Currently in a probability class and am having a hard time wrapping my head around the standard deviation. In many ways it feels "made up" to me; let me explain:
$$\sqrt{a^2 + b^2} \neq a + b$$
So unless it's used relative to other standard deviations, I feel like it wouldn't inherently mean anything. By that I mean, measurements like meters/inches have some grounding in "reality." Knowing something has a length of 3 m is useful information even if I don't have any other lengths in meters to compare it to. But when I see that a distribution has a SD of 2, that information only translates to my understanding of how "spread" the distribution is when I compare it to other distributions with different SDs. I think, "Oh distribution 1 is pretty spread out and it has an SD of ___ so this other SD must mean the corresponding distribution 2 is less/more spread out." Is this just how it is? Are some units of measurement just less intuitive and derive meaning from comparison?

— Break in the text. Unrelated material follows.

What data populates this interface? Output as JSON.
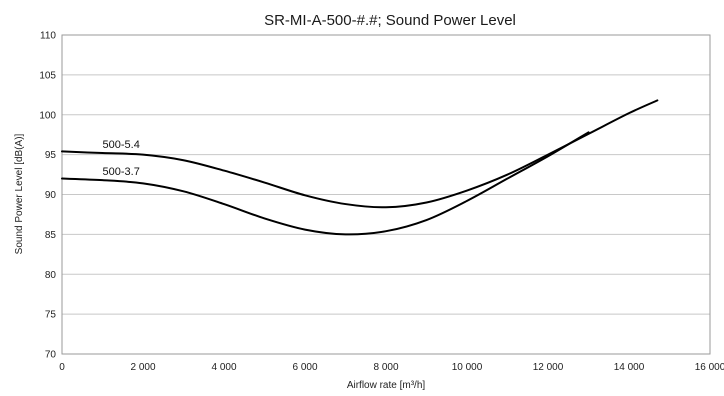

To me, it would make more sense to take the mean of the absolute values of all the deviations from the mean, but my professor told me that SD just happens to be more useful. I don't doubt this, and I am aware of the many properties that makes SD more useful, but my question is why? What causes SD to have those properties?
For example, what causes most of the points in a normal distribution to land within 2 SD of the mean? It can't be just a coincidence or happenstance; there must be a reason.
Any help would be appreciated. Thanks in advance!